In each of the 16 sequences, only the first three positions have immediate followers. Of course among these 48 total positions, 24 are heads and 24 are tails. For those that are heads, we count how often the following toss is also heads. The sequence TTTT has no heads in the first three positions, so there are no opportunities for a head to follow a head; we record this in the second column as 0 successes in 0 opportunities. The same is true for TTTH. The sequence THHT has two heads in the first three positions; since one is followed by a head and the other by a tail, we record 1 success in 2 opportunities. Summing successes and opportunities for this column gives 12 out of 24, which is no surprise: a head is equally likely to be followed by a head or by a tail, regardless of prior outcomes. This property of independent tosses is often cited to argue against (mis)perceptions of a hot-hand phenomenon.

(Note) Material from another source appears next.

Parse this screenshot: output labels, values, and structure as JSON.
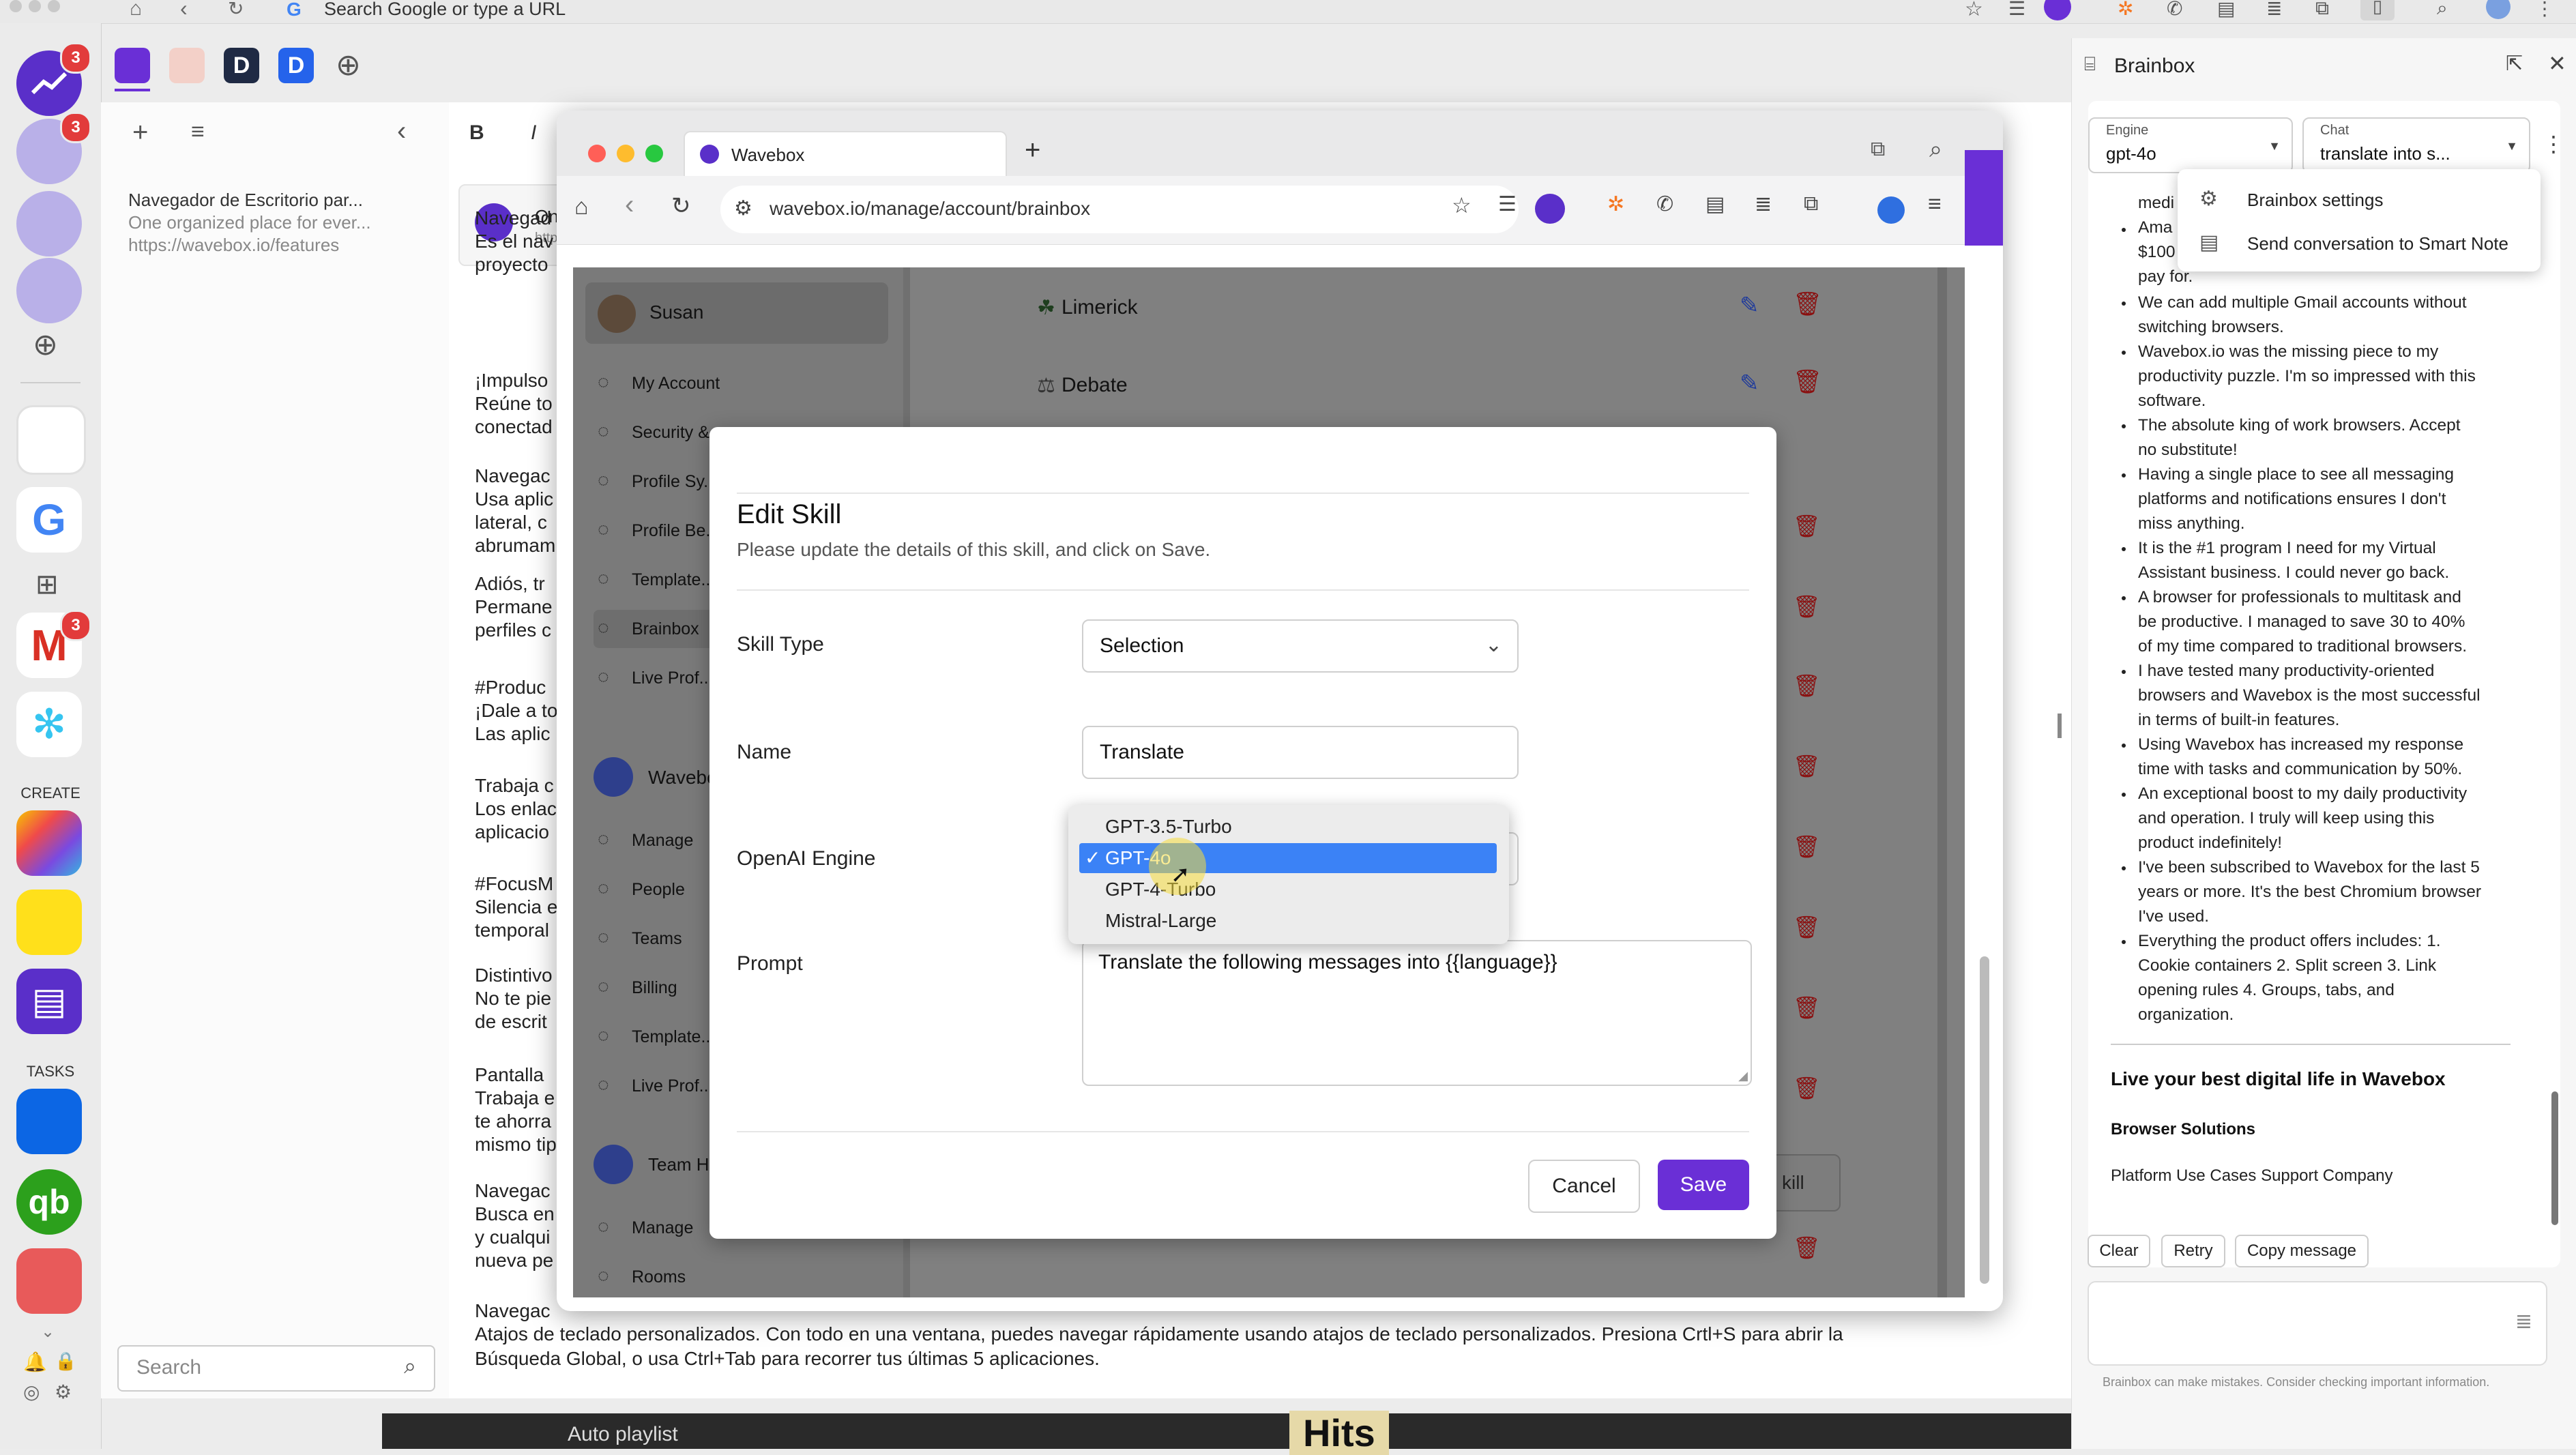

But now comes the new twist. Miller and Sanjurjo point out that there is selection bias inherent in observing a finite sequence after it has been generated: the first flip in a streak of heads will not figure in the proportion of heads that follow a head. Since the overall proportion of heads in the sequence is 1/2, the proportion of heads that follow a head is necessarily less than 1/2. The third column computes for each sequence the relative frequency of a head following a head. This is what the paper calls a "conditional relative frequency", denoted <math>\,\hat{p}(H|H)</math>. The first two sequences do not contribute values. Averaging over the 14 remaining (equally likely) sequences gives (17/3)/14 ≈ 0.4048. This calculation underlies the comment above that "the relative frequency would be approximately 0.4". Miller and Sanjurjo go on to provide much more technical analysis, deriving general expressions for the bias in the conditional relative frequencies following streaks of k heads in a sequence of n tosses.

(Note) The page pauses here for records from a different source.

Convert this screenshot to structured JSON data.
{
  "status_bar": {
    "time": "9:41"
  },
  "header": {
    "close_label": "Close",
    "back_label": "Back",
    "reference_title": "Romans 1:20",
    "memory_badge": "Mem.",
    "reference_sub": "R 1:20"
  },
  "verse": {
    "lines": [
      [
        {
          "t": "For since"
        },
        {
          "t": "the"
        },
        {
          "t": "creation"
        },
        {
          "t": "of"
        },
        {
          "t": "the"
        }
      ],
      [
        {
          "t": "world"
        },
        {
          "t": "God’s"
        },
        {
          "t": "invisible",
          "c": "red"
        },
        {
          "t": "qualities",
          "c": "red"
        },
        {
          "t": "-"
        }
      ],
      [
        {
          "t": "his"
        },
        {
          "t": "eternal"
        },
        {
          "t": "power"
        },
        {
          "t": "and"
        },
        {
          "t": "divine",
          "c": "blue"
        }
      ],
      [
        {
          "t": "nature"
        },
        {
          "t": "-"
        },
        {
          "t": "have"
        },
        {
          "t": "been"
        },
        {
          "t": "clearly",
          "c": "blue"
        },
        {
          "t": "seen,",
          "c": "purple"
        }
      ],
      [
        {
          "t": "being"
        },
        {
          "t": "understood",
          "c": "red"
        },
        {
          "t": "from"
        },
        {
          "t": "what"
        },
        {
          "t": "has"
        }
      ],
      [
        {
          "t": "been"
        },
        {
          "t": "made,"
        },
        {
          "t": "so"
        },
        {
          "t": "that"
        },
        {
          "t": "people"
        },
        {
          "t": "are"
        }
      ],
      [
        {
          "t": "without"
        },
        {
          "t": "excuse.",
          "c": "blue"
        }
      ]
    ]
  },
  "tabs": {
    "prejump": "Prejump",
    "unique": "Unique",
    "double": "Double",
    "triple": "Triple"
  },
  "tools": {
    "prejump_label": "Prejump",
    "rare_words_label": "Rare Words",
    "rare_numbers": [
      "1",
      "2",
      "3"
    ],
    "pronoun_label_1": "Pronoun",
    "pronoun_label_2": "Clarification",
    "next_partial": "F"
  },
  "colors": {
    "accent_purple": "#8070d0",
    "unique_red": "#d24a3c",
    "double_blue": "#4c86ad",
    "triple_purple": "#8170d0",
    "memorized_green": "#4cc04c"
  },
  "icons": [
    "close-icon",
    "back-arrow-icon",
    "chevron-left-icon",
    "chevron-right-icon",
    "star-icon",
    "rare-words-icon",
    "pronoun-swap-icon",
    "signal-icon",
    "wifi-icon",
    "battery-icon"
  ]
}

Again quoting from the paper,

The implications for learning are stark: so long as decision makers experience finite length sequences, and simply observe the relative frequencies of one outcome when conditioning on previous outcomes in each sequence, they will never unlearn a belief in the gambler's fallacy.

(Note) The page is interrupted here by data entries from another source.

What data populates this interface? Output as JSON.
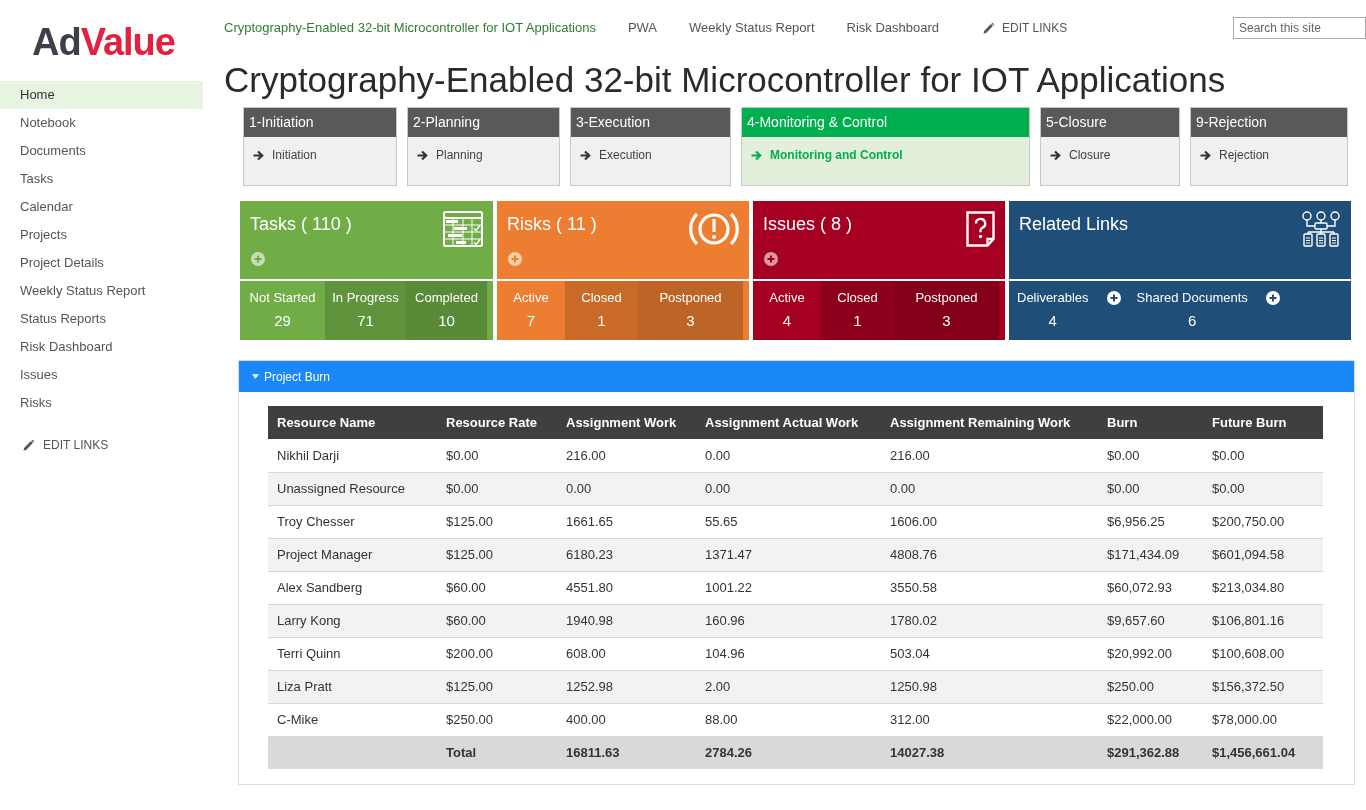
{
  "logo": {
    "parts": [
      {
        "text": "Ad",
        "color": "#3d3f4b"
      },
      {
        "text": "Value",
        "color": "#e2203f"
      }
    ]
  },
  "sidebar": {
    "items": [
      {
        "label": "Home",
        "selected": true
      },
      {
        "label": "Notebook",
        "selected": false
      },
      {
        "label": "Documents",
        "selected": false
      },
      {
        "label": "Tasks",
        "selected": false
      },
      {
        "label": "Calendar",
        "selected": false
      },
      {
        "label": "Projects",
        "selected": false
      },
      {
        "label": "Project Details",
        "selected": false
      },
      {
        "label": "Weekly Status Report",
        "selected": false
      },
      {
        "label": "Status Reports",
        "selected": false
      },
      {
        "label": "Risk Dashboard",
        "selected": false
      },
      {
        "label": "Issues",
        "selected": false
      },
      {
        "label": "Risks",
        "selected": false
      }
    ],
    "edit_links": "EDIT LINKS"
  },
  "top_nav": {
    "links": [
      {
        "label": "Cryptography-Enabled 32-bit Microcontroller for IOT Applications",
        "selected": true
      },
      {
        "label": "PWA",
        "selected": false
      },
      {
        "label": "Weekly Status Report",
        "selected": false
      },
      {
        "label": "Risk Dashboard",
        "selected": false
      }
    ],
    "edit_links": "EDIT LINKS",
    "search": {
      "placeholder": "Search this site"
    }
  },
  "page_title": "Cryptography-Enabled 32-bit Microcontroller for IOT Applications",
  "phases": [
    {
      "title": "1-Initiation",
      "link": "Initiation",
      "selected": false
    },
    {
      "title": "2-Planning",
      "link": "Planning",
      "selected": false
    },
    {
      "title": "3-Execution",
      "link": "Execution",
      "selected": false
    },
    {
      "title": "4-Monitoring & Control",
      "link": "Monitoring and Control",
      "selected": true
    },
    {
      "title": "5-Closure",
      "link": "Closure",
      "selected": false
    },
    {
      "title": "9-Rejection",
      "link": "Rejection",
      "selected": false
    }
  ],
  "tiles": [
    {
      "kind": "tasks",
      "title": "Tasks ( 110 )",
      "color": "#70ad47",
      "stats": [
        {
          "label": "Not Started",
          "value": "29"
        },
        {
          "label": "In Progress",
          "value": "71"
        },
        {
          "label": "Completed",
          "value": "10"
        }
      ]
    },
    {
      "kind": "risks",
      "title": "Risks ( 11 )",
      "color": "#ed7d31",
      "stats": [
        {
          "label": "Active",
          "value": "7"
        },
        {
          "label": "Closed",
          "value": "1"
        },
        {
          "label": "Postponed",
          "value": "3"
        }
      ]
    },
    {
      "kind": "issues",
      "title": "Issues ( 8 )",
      "color": "#a50021",
      "stats": [
        {
          "label": "Active",
          "value": "4"
        },
        {
          "label": "Closed",
          "value": "1"
        },
        {
          "label": "Postponed",
          "value": "3"
        }
      ]
    },
    {
      "kind": "links",
      "title": "Related Links",
      "color": "#1f4e79",
      "stats": [
        {
          "label": "Deliverables",
          "value": "4"
        },
        {
          "label": "Shared Documents",
          "value": "6"
        }
      ]
    }
  ],
  "panel": {
    "title": "Project Burn",
    "expanded": true,
    "table": {
      "columns": [
        "Resource Name",
        "Resource Rate",
        "Assignment Work",
        "Assignment Actual Work",
        "Assignment Remaining Work",
        "Burn",
        "Future Burn"
      ],
      "rows": [
        [
          "Nikhil Darji",
          "$0.00",
          "216.00",
          "0.00",
          "216.00",
          "$0.00",
          "$0.00"
        ],
        [
          "Unassigned Resource",
          "$0.00",
          "0.00",
          "0.00",
          "0.00",
          "$0.00",
          "$0.00"
        ],
        [
          "Troy Chesser",
          "$125.00",
          "1661.65",
          "55.65",
          "1606.00",
          "$6,956.25",
          "$200,750.00"
        ],
        [
          "Project Manager",
          "$125.00",
          "6180.23",
          "1371.47",
          "4808.76",
          "$171,434.09",
          "$601,094.58"
        ],
        [
          "Alex Sandberg",
          "$60.00",
          "4551.80",
          "1001.22",
          "3550.58",
          "$60,072.93",
          "$213,034.80"
        ],
        [
          "Larry Kong",
          "$60.00",
          "1940.98",
          "160.96",
          "1780.02",
          "$9,657.60",
          "$106,801.16"
        ],
        [
          "Terri Quinn",
          "$200.00",
          "608.00",
          "104.96",
          "503.04",
          "$20,992.00",
          "$100,608.00"
        ],
        [
          "Liza Pratt",
          "$125.00",
          "1252.98",
          "2.00",
          "1250.98",
          "$250.00",
          "$156,372.50"
        ],
        [
          "C-Mike",
          "$250.00",
          "400.00",
          "88.00",
          "312.00",
          "$22,000.00",
          "$78,000.00"
        ]
      ],
      "total_row": {
        "label": "Total",
        "cells": [
          "16811.63",
          "2784.26",
          "14027.38",
          "$291,362.88",
          "$1,456,661.04"
        ]
      }
    }
  }
}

That is, people will continue to believe that heads becomes less likely following a run of one or more heads. Moreover, the authors assert that the literature on the "hot hand" has misinterpreted the data:

[F]or those trials that immediately follow a streak of successes, observing that the relative frequency of successes is equal to the base rate of success, is in fact evidence in favor of the hot hand, rather than evidence against it.

The paper was discussed on Andrew Gelman's blog, Hey—guess what? There really is a hot hand! (July 2015). Gelman provides a short R simulation of flipping 1 million fair coins 4 times each, as suggested in the example, and this indeed confirms the 0.405 result. An extended discussion follows in the comments section. (Thanks to Jeff Witmer for posting this reference on the Isolated Statisticians list).

What do you make of the last assertion quoted above? If, in an observer's experience, the relative frequency of successes that follow a success is in fact equal to the base rate of success, is this evidence for the hot hand?